Condemned? Alpinism, alpinists and the love for the mountains. By Ivo Ferrari
Difficulties increase slowly, but I know this kind of "toughness" well, I often come here in my free time, that time which, in time, has become an obligation, that time that you'd perhaps like to devote to something else, but I've been "condemned". Below the overhang, sheltered from the sun, I stop while sweat burns my eyes, it's hot, too hot to be up here, hiding beneath the only shady.
I plunge my hands into the white bag once again, wipe my forehead and powerfully pull on those tiny handholds, no elegance whatsoever, just power that I don't possess, knowing only that today I made a mistake, today, yesterday, perhaps tomorrow.
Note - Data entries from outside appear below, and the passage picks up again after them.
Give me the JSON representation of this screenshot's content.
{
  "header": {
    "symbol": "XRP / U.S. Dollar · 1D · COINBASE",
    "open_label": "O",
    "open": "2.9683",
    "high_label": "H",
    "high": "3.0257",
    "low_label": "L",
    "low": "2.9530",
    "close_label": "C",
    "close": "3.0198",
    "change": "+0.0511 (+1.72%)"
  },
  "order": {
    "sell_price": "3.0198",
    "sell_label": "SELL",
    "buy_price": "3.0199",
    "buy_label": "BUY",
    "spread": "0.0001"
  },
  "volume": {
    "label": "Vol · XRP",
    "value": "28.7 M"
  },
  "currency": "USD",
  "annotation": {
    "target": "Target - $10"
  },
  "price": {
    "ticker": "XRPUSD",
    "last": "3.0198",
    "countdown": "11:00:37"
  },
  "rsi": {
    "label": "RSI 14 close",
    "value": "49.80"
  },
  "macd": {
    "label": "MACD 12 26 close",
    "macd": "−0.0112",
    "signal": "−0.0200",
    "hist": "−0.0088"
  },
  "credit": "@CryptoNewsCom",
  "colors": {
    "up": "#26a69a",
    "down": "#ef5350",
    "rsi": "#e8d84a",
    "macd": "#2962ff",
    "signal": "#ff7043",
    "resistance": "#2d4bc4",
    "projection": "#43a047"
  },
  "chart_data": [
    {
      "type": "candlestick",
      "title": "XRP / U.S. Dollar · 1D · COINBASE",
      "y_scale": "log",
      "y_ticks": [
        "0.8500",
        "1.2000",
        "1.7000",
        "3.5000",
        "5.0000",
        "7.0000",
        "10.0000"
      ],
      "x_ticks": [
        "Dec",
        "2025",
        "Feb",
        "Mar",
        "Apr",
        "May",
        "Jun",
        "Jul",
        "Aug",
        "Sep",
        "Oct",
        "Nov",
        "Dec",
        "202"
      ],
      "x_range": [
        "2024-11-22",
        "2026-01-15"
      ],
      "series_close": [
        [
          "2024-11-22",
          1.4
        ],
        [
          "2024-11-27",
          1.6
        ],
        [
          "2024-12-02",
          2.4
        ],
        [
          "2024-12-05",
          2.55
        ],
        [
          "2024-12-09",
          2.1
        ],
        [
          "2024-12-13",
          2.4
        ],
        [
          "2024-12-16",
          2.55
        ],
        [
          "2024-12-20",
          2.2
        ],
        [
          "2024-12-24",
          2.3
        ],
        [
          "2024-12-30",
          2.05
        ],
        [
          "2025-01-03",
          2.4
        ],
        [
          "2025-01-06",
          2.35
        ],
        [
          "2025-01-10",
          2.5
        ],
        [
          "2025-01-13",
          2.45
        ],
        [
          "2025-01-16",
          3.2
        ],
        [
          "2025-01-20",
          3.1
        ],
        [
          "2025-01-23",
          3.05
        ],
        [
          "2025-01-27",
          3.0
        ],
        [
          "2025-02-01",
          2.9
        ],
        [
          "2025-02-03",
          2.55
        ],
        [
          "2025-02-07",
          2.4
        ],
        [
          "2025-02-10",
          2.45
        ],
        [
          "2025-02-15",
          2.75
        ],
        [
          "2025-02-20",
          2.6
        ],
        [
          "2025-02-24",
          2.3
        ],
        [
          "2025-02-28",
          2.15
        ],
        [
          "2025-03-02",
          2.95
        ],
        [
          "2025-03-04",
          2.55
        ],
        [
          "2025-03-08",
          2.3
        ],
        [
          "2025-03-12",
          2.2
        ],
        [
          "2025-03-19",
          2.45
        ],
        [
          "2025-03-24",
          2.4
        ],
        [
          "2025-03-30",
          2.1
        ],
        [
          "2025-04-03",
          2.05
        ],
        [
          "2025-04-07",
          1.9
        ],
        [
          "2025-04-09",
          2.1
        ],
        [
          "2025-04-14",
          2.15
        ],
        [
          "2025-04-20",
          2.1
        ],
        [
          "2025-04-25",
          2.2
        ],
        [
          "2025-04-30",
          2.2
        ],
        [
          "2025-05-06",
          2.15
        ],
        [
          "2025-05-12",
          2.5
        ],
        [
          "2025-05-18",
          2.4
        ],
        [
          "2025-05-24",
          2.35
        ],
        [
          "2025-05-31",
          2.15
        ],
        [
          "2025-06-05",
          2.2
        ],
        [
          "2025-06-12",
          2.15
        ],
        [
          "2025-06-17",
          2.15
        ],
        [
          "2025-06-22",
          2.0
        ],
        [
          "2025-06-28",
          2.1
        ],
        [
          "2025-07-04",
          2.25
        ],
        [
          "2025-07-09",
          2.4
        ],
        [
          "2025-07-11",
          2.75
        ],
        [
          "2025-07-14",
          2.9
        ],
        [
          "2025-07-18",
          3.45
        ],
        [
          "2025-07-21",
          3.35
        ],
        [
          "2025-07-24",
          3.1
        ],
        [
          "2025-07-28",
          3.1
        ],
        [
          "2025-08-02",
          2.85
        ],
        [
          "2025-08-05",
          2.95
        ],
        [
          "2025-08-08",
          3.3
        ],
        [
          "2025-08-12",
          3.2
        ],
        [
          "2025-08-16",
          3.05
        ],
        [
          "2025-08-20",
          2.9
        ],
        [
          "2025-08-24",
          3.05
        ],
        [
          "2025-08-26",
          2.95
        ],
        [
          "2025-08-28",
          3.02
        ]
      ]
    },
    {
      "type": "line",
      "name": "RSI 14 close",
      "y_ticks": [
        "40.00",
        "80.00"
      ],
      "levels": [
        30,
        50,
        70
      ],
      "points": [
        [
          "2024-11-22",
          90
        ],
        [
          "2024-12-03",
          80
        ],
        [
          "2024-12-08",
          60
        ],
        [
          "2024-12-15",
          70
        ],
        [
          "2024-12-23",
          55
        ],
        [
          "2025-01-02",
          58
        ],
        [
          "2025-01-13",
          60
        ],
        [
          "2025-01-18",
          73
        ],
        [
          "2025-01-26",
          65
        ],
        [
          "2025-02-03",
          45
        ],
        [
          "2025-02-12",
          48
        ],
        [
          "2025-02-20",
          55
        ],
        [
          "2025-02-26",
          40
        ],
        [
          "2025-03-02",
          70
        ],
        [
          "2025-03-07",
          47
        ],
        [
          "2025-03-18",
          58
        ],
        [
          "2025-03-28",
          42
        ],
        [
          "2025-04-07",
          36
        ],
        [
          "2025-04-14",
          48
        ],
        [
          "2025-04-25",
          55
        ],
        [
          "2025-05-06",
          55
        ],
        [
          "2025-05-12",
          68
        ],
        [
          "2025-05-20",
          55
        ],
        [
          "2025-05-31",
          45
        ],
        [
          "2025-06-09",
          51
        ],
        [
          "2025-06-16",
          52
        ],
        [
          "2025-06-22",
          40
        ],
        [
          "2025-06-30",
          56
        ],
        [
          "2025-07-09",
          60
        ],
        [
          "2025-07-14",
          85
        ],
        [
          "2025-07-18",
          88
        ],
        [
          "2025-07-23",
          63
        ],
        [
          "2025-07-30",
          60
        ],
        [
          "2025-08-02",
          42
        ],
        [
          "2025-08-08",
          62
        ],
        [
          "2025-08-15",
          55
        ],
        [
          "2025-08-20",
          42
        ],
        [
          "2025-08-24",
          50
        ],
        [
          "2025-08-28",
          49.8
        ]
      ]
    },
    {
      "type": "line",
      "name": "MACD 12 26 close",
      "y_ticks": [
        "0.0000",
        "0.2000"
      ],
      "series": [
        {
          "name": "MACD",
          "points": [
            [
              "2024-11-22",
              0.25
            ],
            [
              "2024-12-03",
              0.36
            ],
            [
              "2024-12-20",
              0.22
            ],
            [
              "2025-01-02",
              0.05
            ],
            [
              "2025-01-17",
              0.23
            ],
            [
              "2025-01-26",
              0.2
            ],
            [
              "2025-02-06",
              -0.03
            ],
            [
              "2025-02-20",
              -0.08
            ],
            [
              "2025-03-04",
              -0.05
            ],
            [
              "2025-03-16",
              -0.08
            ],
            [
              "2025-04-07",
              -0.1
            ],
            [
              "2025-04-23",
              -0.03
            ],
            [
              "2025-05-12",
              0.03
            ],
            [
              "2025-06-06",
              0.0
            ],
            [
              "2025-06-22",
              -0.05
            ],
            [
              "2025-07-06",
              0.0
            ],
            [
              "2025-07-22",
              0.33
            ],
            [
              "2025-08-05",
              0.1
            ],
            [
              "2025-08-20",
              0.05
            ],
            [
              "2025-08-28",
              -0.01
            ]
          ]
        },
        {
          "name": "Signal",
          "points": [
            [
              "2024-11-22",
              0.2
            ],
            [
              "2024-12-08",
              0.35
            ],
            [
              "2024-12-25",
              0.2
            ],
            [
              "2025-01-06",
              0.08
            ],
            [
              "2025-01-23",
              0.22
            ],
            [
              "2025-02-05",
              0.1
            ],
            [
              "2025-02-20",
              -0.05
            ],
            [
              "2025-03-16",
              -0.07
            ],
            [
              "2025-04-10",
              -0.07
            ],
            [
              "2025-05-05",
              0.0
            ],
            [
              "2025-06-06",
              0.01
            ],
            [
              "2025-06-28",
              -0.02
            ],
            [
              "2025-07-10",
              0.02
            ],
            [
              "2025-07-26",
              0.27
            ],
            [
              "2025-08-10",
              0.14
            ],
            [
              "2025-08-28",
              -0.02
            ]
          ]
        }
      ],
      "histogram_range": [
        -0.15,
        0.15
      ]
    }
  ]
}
Who knows why during every minute, moment or day off I have to serve my sentence, climb, upwards, always, regardless of whether it's hot or cold and... what I should do, is there anything else I should be doing?
I breach the overhang and, covered in sweat, I climb the corner above at a snail's pace, my toes hurt, the comfortable climbing shoes have inevitably become hot and unforgiving, I do the splits with my long legs, I now try to push and not to pull, the holds seem to escape from beneath my fingers. It's hot, really hot!
Literally spent I reach the green summit, which isn't a proper summit, more like a horizontal green where I take off my shoes, my shirt, I stiffen up knowing that the only way I will be able to get rid of the nervousness accumulated during an off day, I lie down, my heart slows back down to its usual beat... bump, bump, bump!
On the path, almost at my scooter, I meet someone else, he walks looking down at the ground, serious and laden down by a huge rucksack, he stops and we look at each other without saying anything, both of us... understand that we're "condemned".